In this article a theory of motivations to send remittances is described and tested with data from Botswana. Altruism is one of the motivations tested and found to be an insufficient explanation for remittances among migrants in Botswana. A refinement of the model stipulates a modified altruism or "enlightened self-interest." In this model the relationship between the migrant and family is tempered by an implicit understanding of mutual benefit. The household strategy may be to encourage some members to migrate as a means of spreading risk and sharing gains. The household strategy is similar to an insurance policy, where migration is to places where market potential is high. The risks incurred might be high. The example is given of migration during a drought in Botswana. Migrant remittances were greater in households with more cattle or households with more to lose. Drought alone was not statistically related to remittances. Increases in remittances were related to increased levels of education. It is suggested that repayment was the motive for parents' investment in migrants' education.

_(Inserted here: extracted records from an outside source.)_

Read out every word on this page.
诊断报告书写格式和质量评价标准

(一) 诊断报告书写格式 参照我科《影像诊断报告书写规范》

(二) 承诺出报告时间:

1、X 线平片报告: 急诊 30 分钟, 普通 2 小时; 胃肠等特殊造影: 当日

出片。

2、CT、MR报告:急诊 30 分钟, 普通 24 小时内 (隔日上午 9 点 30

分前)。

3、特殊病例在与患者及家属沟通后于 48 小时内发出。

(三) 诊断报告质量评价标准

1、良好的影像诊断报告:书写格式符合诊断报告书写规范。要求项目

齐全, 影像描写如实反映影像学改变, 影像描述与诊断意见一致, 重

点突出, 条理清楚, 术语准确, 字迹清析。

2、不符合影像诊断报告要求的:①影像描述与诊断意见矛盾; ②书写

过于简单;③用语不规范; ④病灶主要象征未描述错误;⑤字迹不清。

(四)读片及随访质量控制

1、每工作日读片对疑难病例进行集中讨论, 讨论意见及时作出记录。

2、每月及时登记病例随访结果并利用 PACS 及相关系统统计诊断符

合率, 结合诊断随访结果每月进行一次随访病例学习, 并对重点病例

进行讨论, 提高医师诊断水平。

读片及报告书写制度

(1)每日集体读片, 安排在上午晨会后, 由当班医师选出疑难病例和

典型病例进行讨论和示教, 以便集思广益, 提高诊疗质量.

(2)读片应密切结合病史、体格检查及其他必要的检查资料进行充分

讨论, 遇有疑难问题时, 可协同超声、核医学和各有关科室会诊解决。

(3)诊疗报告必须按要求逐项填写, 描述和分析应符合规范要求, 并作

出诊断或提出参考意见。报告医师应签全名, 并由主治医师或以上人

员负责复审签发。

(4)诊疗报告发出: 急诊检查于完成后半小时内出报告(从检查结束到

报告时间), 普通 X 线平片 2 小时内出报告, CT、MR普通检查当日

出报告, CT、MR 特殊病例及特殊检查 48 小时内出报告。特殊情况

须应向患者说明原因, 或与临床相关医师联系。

Migrants gains are identified as the potential for an inheritance, the security of channeling investments through a trusted family member, and security in having a home to return to. It is pointed out that the altruism and family remittances from urban migration were strategies that bridged the simple dynamic of either urban development or rural development impacting on family welfare. It is suggested that household models of economy adopt some measure to express the relationship of household wealth to remittances from urban migrants.